This story by Dobra was first published on the Square Pegs (squarepegs.overspillers.net) public fiction section.
“Has someone left this key here on the bar?” Henri yelled across the room of Le Grand Cocquerel. Most of the men barely glanced up, and continued reading their papers or gambling a few sous away. Vast jugs of vin ordinaire sat on each plain pine table, many of them half empty. Fading pictures of de Gaulle, and Mitterand clad the grubby walls, and a well used dart board hung precariously from a rusty nail.
Most of the men in the bar were local farmers and foresters and many were habitués of the bar, living in and around the remote village in the Haute-Savoie. Visitors were few, apart from walkers and hikers; some were lost, of course. But the mystery of the key bugged Henri, obviously the customers had no interest or knowledge…… Anyway, he went out the back to tidy some paperwork and for a break from the moaners sitting in the bar.
Place de Gaulle was a typical square in a village in these parts, a small hotel with a decent restaurant, the Hotel de Ville with its French Tricolour and EU flags lazily fluttering in the warm breeze, and a few grand houses. Two dogs snoozing in the shade, and an old widow woman sitting under a tree completed the scene.
Down the hill, the village church of St Georges was host to a wedding. Jeanne and Jean Houge were emerging, and posing for Ernst the local photographer. Rice was being hurled by the small party, and then when the posing and giggling finished, the group slowly made their way up the hill to the Hotel de Ville for a reception in a private room. Speeches, toasts and good luck from all guests there, and from those absent. The best man then handed Jean a piece of paper with some scribble on it. Both grinned.

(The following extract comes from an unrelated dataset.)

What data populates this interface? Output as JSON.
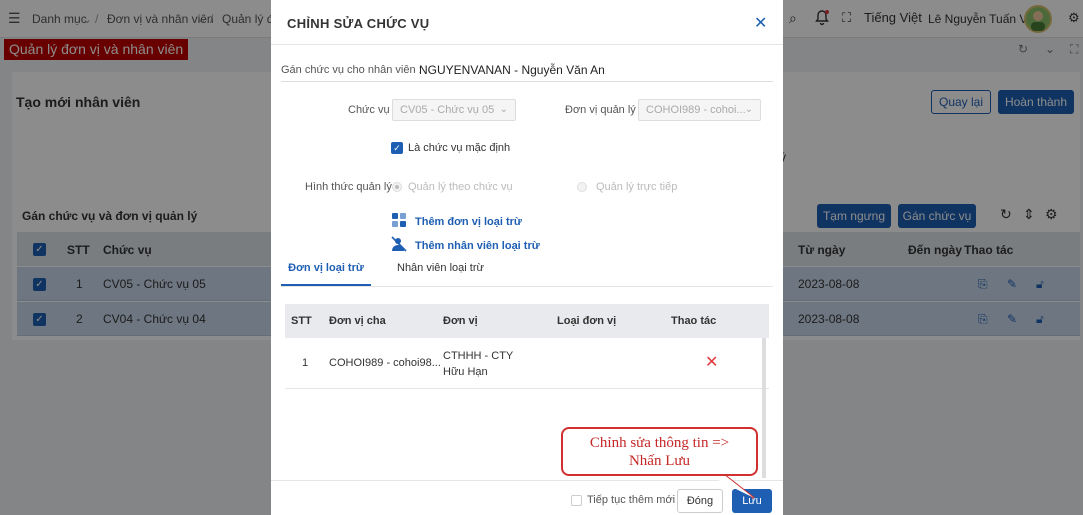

At the end of the reception, the bride and groom strolled across Place de Gaulle in the sun to the bar and walked in. Suddenly, all hell was let loose. Henri leapt across the bar, waving a key (so he did know something) and handed it to Jeanne, a symbol of a house to come. Then a CD was put on, with some pleasant but haunting music recently composed by Jeanne’s father which played in the background. Then Jean’s father and M le Maire walked into the bar and asked the assembled group to raise their glasses to the young couple, and it was then the father handed the pair a large envelope – and it contained details of a plot of land in the village on which they could build their house. Jeanne wept a little, and Jean couldn’t stop shaking hands with everyone in range.
So, from us, the readers – bon chance to Jean et Jeanette.